Anti-Piracy news

Aug 09 2013

All international vessels are at risk of attack by terrorists off Yemen and not just UK flagged vessels, a leading security company has warned.

Gulf of Aden Group Transits (GoAGT) issued a warning on Tuesday to all international vessels to be aware of suspicious traffic.

This warning came after the UK Government issued the highest possible security alert Monday for British shipping operating off the coast of Yemen amid continuing threat of a terrorist attack from an al-Qaeda offshoot in the region.

The Department for Transport also raised the International Ship and Port Facility Security (ISPS) threat for British shipping to level 3, which is judged ‘exceptional’. 

This indicates that credible information suggests that a security threat is ‘probable or imminent,’ GoAGT said.

Security experts said that the move was unprecedented since the ISPS code was introduced in 2004. 

*Singapore-based anti-piracy concern Gentay has introduced a series of long range acoustic devices (LRAD).

LRAD allows the user to determine intent at a safe range and thus giving the operator time to react.

Gentay said that LRAD is a critical part of a layered defense that fulfills the fundamental requirement to hail, notify & warn, thus providing a deterrent.

*The Cyprus Department of Merchant Shipping (DMS) has licensed AdvanFort to supply the services of armed and unarmed escort guards on its flagged vessels transiting piracy high-risk areas (HRAs). 

 The decision by Cypriot authorities comes just six months following a similar approval afforded by the Panama Maritime Authority (PMA) to conduct counter-piracy operations on board vessels flying the Panama flag. 

“The increasing scrutiny by some of the most important European Union countries, of armed guards on vessels flying their countries’ flags, is already having its effect, and we are pleased to announce that AdvanFort continues to pass with flying colours,” said AdvanFort president Capt William Watson.

AdvanFort has also volunteered for service in the piracy-infested waters in and around the Gulf of Aden and Indian Ocean as part of the US Coast Guard-co-ordinated Automated Mutual Assistance Vessel Rescue System (Amver), whose members assist any nearby vessel in distress.

The AdvanFort fleet, which has vessels strategically positioned in key sea lanes surrounding the High Risk Area (HRA), is now ‘on plot’ in the official USCG program, a computer-based voluntary global ship reporting system that is used by search and rescue authorities around the world to arrange for assistance to persons in distress at sea.

The company also announced this week that the former country president in Tokyo for Maersk Line and Safmarine – Axel Tuetken -  has joined AdvanFort as business development director for Northern Europe.

*Maritime Asset Security and Training (MAST) has gained the official approval from the Panama Maritime Authority (PMA) to deploy armed security personnel on vessels flying the Panama flag.

Panama is the world’s largest ship registry and gaining flag status enables MAST’s teams to operate with full approval on the 5,700 plus ships that fly the Panama flag.

The latest accreditation follows MAST’s work with Fenech & Fenech Advocates, and the Maltese Government to help develop a licensing regime for PMSCs in Malta. MAST currently has SAMI, SCEG, IMCA, ADC, ISO9001 and ISO14001 accreditation for its operations.

MAST has also announced that it has just gained City & Guilds accreditation for its Maritime Security Operatives (MSO) course, enabling MoD learning credits to be used by former armed forces personnel looking to retrain for new careers after demobilisation.

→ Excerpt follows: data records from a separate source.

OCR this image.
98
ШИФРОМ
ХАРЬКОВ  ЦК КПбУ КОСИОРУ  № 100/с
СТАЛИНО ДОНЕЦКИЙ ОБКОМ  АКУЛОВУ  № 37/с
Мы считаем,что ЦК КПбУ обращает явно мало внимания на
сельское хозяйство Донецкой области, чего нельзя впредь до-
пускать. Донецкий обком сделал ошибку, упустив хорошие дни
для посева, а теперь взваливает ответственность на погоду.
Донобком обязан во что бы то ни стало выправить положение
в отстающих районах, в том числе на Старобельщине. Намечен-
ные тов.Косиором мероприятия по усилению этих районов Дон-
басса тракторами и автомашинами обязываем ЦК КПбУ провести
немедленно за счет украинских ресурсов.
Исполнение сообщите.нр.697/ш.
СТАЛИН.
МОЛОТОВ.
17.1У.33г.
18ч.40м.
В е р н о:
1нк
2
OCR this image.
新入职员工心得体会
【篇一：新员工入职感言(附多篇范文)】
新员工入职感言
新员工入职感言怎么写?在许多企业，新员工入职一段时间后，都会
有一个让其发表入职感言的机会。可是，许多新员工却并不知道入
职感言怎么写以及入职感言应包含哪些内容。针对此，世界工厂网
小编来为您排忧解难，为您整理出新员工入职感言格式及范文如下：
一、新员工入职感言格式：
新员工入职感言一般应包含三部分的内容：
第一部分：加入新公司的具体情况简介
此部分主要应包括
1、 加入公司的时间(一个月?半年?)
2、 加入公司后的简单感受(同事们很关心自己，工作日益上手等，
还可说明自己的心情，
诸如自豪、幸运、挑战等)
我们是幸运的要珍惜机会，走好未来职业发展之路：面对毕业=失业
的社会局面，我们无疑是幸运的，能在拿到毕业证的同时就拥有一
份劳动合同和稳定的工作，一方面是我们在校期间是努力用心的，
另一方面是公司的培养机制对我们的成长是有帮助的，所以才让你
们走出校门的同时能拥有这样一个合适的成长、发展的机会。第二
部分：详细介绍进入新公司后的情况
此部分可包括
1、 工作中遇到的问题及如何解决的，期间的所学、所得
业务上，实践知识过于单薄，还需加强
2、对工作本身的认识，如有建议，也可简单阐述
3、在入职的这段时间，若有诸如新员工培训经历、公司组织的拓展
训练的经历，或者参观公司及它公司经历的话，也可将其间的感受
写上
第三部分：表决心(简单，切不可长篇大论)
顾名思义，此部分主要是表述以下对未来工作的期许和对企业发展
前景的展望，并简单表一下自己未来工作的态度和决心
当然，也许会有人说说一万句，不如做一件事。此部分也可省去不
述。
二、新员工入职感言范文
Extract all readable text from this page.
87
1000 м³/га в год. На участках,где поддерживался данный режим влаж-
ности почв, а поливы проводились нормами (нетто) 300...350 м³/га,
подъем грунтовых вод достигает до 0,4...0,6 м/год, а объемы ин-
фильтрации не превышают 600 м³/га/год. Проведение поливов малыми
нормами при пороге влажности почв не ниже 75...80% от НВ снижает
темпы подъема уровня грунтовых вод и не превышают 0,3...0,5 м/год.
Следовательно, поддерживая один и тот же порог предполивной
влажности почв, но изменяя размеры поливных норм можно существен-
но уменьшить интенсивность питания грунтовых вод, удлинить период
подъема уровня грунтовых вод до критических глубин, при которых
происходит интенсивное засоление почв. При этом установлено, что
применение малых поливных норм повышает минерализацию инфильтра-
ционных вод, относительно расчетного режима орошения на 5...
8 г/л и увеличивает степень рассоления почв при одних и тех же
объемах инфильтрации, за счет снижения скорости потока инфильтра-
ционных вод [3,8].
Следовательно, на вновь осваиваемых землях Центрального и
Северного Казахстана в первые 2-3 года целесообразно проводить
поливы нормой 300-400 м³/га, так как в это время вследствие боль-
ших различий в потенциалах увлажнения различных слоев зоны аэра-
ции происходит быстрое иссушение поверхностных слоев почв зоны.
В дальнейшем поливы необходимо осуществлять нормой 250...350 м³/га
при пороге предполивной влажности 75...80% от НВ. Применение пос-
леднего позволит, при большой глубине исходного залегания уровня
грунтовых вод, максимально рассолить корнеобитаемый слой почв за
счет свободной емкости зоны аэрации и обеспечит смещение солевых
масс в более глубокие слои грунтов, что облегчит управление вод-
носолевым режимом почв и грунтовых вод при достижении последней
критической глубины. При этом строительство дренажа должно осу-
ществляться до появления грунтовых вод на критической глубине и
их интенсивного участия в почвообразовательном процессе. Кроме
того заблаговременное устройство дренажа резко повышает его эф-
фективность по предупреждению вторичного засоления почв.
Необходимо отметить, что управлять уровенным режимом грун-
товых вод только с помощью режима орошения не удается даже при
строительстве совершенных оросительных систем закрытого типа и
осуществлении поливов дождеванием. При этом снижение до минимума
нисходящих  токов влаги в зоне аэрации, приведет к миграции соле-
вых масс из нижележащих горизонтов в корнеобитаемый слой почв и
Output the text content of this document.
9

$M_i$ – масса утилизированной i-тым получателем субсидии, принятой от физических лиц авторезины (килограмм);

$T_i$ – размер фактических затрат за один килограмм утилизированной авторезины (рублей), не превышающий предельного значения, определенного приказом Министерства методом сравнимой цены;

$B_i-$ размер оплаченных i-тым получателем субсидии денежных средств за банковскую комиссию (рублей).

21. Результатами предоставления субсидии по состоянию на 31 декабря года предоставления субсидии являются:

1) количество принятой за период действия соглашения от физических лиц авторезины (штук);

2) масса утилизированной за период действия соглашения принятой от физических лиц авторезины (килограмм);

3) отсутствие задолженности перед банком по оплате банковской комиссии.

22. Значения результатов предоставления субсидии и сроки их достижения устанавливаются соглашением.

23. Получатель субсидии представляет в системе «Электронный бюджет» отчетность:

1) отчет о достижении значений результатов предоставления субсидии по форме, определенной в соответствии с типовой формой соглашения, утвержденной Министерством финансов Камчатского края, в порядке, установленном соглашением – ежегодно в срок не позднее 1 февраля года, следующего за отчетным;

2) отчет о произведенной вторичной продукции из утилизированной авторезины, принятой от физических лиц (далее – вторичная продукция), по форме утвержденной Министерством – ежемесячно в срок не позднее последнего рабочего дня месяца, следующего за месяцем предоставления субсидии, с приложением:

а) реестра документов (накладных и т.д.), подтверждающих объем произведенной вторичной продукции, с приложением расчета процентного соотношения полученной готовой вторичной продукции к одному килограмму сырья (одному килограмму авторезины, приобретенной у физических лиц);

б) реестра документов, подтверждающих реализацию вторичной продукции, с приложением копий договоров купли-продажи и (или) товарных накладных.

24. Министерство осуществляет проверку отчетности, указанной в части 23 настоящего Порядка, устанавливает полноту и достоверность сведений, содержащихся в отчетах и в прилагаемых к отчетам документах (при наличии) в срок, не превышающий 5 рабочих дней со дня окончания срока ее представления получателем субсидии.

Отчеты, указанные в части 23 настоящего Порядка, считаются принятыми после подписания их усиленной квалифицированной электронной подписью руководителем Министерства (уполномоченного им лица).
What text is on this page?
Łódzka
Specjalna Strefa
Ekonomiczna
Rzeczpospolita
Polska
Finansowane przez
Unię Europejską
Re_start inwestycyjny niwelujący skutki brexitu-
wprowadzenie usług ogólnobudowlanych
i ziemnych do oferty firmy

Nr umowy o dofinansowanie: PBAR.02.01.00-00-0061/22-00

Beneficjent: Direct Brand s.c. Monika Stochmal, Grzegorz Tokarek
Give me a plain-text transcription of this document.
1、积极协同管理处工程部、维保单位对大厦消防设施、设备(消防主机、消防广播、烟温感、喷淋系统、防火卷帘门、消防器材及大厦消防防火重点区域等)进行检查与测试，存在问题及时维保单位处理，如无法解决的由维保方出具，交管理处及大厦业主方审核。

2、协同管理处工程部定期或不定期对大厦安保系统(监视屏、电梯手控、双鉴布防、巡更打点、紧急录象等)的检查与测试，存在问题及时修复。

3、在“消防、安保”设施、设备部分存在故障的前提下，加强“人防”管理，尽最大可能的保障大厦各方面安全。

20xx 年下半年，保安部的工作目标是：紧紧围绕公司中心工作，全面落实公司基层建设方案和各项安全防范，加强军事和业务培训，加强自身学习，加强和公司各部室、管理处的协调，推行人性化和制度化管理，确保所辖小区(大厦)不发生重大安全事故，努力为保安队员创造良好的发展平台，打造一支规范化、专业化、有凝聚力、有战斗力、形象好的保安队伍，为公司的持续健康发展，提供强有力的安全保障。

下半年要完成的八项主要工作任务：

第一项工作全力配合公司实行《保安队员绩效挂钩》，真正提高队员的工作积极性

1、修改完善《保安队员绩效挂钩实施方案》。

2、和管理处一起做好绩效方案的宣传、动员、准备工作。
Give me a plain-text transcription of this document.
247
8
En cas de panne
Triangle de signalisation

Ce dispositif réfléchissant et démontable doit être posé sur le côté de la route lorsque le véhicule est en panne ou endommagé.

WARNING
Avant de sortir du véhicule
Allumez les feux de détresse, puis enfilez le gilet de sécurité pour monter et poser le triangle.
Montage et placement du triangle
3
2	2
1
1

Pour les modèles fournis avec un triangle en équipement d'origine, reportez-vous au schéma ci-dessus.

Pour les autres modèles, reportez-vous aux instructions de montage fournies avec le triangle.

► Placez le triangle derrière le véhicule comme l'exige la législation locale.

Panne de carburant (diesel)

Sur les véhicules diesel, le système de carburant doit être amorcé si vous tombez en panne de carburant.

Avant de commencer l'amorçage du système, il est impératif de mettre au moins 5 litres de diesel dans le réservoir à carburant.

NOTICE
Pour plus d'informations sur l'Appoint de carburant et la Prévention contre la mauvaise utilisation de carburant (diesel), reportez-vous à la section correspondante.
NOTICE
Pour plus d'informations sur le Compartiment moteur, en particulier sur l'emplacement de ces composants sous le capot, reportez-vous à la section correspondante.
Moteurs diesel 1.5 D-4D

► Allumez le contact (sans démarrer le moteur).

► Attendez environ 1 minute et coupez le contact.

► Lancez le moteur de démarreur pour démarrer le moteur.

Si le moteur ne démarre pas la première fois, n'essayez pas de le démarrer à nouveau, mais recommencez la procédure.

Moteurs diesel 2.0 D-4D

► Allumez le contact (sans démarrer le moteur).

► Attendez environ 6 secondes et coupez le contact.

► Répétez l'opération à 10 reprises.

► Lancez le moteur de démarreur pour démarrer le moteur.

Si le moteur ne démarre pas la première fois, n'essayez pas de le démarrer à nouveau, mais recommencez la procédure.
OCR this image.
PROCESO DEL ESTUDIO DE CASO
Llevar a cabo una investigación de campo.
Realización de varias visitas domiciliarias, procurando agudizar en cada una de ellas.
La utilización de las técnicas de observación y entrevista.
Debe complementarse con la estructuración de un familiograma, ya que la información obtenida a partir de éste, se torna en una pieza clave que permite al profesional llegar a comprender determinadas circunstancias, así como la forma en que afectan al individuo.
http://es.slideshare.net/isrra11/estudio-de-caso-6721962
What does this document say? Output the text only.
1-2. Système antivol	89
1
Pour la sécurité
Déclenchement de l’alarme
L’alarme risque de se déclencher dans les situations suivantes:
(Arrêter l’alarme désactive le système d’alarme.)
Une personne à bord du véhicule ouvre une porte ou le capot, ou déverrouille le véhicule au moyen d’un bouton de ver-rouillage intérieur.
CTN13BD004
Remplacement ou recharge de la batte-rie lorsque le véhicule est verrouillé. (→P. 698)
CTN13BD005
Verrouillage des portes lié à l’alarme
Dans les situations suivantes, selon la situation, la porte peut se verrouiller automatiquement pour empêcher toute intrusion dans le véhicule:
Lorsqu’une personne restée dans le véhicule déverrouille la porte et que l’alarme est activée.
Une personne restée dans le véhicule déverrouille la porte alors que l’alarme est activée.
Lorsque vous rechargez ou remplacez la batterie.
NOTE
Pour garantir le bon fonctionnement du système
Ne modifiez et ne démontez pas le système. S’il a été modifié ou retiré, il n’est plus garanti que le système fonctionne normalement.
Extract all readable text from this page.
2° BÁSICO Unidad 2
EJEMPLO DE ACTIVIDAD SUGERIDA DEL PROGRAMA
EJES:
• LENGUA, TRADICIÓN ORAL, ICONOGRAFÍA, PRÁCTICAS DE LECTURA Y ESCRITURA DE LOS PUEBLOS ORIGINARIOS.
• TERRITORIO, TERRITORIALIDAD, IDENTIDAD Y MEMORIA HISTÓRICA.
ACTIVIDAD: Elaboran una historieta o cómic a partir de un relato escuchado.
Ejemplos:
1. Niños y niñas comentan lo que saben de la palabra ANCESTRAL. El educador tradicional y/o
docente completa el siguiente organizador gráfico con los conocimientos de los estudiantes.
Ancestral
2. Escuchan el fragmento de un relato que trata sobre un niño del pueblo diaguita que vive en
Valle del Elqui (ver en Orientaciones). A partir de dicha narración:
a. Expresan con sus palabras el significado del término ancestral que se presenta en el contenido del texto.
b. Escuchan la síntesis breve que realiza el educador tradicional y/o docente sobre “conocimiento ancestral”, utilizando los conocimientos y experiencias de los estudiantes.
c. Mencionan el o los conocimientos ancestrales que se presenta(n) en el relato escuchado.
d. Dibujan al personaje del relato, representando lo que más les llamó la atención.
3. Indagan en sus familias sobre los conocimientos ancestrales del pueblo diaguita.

*Arrests in Ghanaian waters indicate the extent of a well-organised regional piracy network, signalling a growing risk, according to a senior analyst.

Africa analyst Martin Roberts, at IHS Country Risk said: “The focus of the Ghanaian authorities' enquiries suggests the existence of a well-organised network, which had access to information about the tanker's whereabouts, to the point of specifically hiring a vessel to rendezvous with it.

“It indicates that piracy networks and their onshore support are not limited to former Movement for the Emancipation of the Niger Delta (MEND) militants and gangs in the Niger Delta.

“The plotters appear to have believed that they could find a market for the siphoned diesel in one of the best regulated countries in West Africa, as local media reported that they tried to sell it to the Saltpond Offshore Producing Company, which declined because the source of the fuel could not be established,” he said.

The background to the latest case was that four people were arrested in Ghana for their alleged connections to the chartering of a vessel, which was used to siphon off 3,500 tonnes of fuel from a tanker captured in Gabonese waters on 14th July.

The arrests were made after the Ghanaian Navy, acting on information from Interpol, intercepted the ‘Mustard’ off the Saltpond offshore oil facility on 1st August and arrested the 13 crew members.

Ghana's Deputy Minister of Information and Media Relations Felix Ofosu Kwakye said the person who chartered the vessel and its agent in the port of Tema were the main suspects among the four arrested.

He added that security agencies were checking information that it was a Ghana-based company which had hired the ‘Mustard’ to rendezvous with the recently pirated tanker ‘Cotton’.